Limitations of the Current Model

  • The set of data sources is restricted. We rely only on publicly available datasets from SEPTA, ACS, and OpenDataPhilly. Important factors such as transit service supply, parking availability, or temporal travel patterns are not included. Because we do not have stop-level ridership data, we also cannot precisely isolate the influence of large transportation centers; instead, we excluded two entire census tracts that were dominated by these hubs.

  • The update time of the datasets is not fully aligned. We use Fall 2023 ridership as the main observations, but some predictors are only available as annual ACS 2023 estimates or more recent 2025 releases. These mismatches introduce unavoidable temporal inconsistencies across variables.

  • The fixed-effect structure is coarse. We assign tracts to neighborhood-level buckets, which may be too aggregated to capture meaningful within-neighborhood variation. This may explain why adding FE did not improve predictive accuracy and, in some cases, increased MAE.

  • The models are linear specifications (OLS and Poisson). While they offer interpretability, they do not fully reflect spatial dependence or network effects. Our spatial diagnostics show that ridership exhibits strong spatial autocorrelation, but the residuals still retain a moderate level of spatial clustering. This indicates that the demographic and spatial predictors in the model do not fully absorb geographic spillovers or network-based behaviors. In other words, nearby tracts still resemble each other in ways that the model cannot capture.


Next Steps

  1. Expand the data foundation. The model could incorporate OSM street networks, land-use layers, and other environmental features to construct indicators for accessibility, walkability, and land-use pattern. More detailed transit supply data, ideally matched to the same time period as ridership, would further improve model accuracy and likely help absorb the spatial clustering that appears in the residuals.

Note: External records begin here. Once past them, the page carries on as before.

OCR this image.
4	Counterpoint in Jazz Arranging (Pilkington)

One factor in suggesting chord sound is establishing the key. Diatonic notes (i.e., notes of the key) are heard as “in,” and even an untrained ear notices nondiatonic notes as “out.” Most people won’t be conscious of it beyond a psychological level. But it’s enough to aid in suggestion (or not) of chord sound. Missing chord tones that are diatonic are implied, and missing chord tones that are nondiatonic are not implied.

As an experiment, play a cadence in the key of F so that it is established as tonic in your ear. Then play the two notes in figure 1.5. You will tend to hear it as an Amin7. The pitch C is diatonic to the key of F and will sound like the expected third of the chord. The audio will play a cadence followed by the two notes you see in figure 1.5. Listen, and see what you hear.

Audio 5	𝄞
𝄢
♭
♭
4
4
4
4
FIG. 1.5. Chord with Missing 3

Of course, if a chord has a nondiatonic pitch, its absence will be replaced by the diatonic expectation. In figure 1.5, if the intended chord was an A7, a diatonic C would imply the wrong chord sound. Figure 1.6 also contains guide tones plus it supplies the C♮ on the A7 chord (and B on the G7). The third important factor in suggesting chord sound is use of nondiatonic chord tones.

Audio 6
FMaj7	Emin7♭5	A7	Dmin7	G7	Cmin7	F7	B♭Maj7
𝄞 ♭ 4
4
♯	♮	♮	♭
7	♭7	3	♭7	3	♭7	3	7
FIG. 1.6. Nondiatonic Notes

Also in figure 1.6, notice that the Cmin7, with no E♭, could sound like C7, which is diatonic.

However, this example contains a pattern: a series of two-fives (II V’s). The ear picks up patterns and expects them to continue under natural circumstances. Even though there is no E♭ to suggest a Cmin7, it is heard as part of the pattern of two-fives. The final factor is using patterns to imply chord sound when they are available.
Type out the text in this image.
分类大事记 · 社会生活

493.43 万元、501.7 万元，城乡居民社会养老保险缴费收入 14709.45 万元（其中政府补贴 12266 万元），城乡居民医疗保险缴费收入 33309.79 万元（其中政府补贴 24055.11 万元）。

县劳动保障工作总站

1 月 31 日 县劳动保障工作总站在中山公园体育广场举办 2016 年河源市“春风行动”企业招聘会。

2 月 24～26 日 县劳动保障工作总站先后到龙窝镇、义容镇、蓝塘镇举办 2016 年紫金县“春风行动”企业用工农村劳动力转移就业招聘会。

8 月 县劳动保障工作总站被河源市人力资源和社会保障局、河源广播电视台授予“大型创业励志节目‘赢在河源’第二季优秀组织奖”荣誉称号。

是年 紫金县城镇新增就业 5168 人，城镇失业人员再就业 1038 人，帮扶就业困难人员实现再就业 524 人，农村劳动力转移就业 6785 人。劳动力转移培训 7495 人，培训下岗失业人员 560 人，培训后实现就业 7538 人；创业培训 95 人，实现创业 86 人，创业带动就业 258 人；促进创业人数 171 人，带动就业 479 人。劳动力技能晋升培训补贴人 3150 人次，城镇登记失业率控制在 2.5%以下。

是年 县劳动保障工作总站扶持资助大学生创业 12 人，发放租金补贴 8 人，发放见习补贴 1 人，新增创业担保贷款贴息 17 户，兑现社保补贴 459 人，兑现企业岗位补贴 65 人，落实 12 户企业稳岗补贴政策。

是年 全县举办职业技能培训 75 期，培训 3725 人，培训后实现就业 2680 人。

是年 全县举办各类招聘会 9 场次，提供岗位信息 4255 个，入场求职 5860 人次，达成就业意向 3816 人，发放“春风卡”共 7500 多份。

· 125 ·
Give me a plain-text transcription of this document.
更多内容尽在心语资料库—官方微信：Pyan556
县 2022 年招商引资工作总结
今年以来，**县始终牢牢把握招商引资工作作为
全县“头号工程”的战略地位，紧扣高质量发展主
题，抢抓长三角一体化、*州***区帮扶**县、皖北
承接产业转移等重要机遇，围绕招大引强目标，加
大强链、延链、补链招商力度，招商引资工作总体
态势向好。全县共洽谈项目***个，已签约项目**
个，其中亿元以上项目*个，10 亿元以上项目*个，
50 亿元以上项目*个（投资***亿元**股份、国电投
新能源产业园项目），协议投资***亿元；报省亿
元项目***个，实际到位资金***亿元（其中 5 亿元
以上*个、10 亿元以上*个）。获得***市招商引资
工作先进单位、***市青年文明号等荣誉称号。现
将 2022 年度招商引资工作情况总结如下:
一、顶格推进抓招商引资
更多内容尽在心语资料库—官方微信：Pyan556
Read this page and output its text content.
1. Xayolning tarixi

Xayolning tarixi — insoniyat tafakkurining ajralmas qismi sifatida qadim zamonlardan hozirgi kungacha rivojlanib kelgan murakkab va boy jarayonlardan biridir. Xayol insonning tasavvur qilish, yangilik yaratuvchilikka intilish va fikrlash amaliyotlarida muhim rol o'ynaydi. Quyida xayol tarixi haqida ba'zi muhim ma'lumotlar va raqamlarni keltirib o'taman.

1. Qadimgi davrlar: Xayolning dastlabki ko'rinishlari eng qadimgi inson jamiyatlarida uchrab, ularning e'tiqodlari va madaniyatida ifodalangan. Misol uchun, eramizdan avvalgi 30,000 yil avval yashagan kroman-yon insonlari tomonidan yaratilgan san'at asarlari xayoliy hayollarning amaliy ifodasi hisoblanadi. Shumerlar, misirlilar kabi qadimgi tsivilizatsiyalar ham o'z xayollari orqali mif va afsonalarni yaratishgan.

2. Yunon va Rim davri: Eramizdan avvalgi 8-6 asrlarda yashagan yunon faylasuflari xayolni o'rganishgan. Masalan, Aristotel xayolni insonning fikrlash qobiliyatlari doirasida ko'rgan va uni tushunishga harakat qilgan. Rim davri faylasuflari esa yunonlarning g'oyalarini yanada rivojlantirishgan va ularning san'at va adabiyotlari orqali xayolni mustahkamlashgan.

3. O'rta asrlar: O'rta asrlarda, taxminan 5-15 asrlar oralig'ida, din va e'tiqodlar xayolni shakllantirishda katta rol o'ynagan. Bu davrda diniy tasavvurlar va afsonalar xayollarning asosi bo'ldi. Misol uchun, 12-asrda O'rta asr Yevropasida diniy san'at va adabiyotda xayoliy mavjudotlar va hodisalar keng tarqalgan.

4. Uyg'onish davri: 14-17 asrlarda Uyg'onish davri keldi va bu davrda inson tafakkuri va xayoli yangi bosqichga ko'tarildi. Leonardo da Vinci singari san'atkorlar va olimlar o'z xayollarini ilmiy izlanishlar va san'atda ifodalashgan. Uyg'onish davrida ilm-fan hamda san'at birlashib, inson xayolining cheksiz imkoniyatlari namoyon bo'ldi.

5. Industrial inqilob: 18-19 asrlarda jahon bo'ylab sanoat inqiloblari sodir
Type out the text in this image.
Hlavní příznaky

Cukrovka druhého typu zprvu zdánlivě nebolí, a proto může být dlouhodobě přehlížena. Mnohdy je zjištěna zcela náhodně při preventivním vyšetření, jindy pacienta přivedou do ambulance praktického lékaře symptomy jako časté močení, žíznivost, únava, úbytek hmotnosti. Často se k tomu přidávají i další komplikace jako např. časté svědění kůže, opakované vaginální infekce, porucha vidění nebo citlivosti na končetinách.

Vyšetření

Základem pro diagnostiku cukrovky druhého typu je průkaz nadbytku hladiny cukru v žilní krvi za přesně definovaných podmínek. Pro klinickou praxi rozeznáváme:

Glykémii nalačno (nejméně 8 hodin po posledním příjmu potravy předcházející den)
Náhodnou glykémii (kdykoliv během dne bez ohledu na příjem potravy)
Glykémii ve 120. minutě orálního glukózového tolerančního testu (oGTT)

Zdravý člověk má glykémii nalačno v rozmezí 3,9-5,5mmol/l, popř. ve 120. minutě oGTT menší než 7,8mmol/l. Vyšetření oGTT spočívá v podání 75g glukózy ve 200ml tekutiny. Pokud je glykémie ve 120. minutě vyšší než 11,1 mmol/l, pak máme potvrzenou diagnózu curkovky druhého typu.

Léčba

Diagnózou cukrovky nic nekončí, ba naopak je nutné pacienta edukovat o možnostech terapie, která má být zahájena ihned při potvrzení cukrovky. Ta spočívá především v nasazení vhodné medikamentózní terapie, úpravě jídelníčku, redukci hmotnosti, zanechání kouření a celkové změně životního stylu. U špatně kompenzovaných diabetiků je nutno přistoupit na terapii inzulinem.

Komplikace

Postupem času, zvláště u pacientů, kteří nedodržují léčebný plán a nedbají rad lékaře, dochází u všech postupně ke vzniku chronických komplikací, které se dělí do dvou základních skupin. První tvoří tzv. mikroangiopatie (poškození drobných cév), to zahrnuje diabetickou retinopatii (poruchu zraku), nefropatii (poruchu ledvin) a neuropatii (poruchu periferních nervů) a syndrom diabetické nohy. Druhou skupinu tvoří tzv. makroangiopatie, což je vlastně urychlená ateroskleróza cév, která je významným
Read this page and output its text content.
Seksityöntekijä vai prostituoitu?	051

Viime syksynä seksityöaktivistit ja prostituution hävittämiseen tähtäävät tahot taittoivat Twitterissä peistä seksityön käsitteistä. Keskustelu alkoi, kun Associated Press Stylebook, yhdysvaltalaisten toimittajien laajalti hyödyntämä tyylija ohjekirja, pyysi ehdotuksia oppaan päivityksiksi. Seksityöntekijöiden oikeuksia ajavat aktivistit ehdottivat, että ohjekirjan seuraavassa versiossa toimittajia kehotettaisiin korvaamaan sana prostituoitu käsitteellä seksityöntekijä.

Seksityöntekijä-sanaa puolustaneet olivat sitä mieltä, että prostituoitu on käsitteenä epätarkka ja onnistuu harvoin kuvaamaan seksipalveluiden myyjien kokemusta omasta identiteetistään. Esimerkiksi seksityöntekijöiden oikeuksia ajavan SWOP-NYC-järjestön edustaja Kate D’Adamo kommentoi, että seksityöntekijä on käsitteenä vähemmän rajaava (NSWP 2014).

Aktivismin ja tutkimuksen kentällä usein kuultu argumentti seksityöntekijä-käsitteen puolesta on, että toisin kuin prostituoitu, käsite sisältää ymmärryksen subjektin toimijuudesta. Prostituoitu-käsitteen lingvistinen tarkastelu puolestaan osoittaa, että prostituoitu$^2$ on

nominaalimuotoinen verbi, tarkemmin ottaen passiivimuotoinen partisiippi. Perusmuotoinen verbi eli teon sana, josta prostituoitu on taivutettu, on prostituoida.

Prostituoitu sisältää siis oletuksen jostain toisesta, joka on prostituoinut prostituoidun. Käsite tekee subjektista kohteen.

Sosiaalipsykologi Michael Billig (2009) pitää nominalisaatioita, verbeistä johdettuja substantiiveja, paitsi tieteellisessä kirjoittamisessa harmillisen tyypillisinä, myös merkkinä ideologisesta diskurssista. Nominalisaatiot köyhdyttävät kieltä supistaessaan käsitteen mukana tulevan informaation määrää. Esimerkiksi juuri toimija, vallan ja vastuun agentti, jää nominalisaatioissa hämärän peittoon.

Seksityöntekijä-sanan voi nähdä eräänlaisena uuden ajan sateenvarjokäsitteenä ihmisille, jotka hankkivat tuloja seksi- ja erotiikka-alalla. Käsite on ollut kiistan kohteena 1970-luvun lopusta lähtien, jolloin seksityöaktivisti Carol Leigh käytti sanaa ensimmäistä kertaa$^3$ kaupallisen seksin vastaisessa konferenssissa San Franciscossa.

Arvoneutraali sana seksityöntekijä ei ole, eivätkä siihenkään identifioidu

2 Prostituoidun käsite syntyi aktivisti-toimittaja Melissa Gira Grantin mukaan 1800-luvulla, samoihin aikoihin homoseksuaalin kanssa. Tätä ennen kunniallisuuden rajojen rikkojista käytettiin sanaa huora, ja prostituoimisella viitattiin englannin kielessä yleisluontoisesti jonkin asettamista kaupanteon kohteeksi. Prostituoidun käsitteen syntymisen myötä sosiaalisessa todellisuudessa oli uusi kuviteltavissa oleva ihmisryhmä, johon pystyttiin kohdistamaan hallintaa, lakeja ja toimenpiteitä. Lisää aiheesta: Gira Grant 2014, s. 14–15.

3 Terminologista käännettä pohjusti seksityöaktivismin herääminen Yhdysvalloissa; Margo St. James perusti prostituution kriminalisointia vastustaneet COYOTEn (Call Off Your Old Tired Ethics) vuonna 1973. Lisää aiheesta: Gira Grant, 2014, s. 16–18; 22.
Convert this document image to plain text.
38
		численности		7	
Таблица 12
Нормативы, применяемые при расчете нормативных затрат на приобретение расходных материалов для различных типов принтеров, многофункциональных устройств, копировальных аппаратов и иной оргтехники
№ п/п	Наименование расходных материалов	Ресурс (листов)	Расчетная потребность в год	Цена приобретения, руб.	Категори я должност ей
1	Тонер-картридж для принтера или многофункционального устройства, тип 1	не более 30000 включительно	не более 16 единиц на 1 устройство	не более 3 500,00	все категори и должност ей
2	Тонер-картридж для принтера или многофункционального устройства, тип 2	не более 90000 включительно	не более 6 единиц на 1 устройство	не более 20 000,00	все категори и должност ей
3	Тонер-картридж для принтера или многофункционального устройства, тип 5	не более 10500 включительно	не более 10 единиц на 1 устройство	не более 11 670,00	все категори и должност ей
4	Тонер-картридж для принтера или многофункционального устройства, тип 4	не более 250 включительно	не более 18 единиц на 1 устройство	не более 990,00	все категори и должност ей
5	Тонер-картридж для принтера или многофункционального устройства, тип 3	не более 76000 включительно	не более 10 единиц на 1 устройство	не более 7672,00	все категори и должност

  2. Exploring alternative modeling approaches. Since the residuals still show signs of spatial autocorrelation, future work should consider spatial lag or spatial error models, geographically weighted regression, or even machine-learning methods that account for geographic structure. These approaches may better capture localized clustering, network effects, and non-linear relationships, leading to more robust predictions and a clearer understanding of how ridership varies across the city.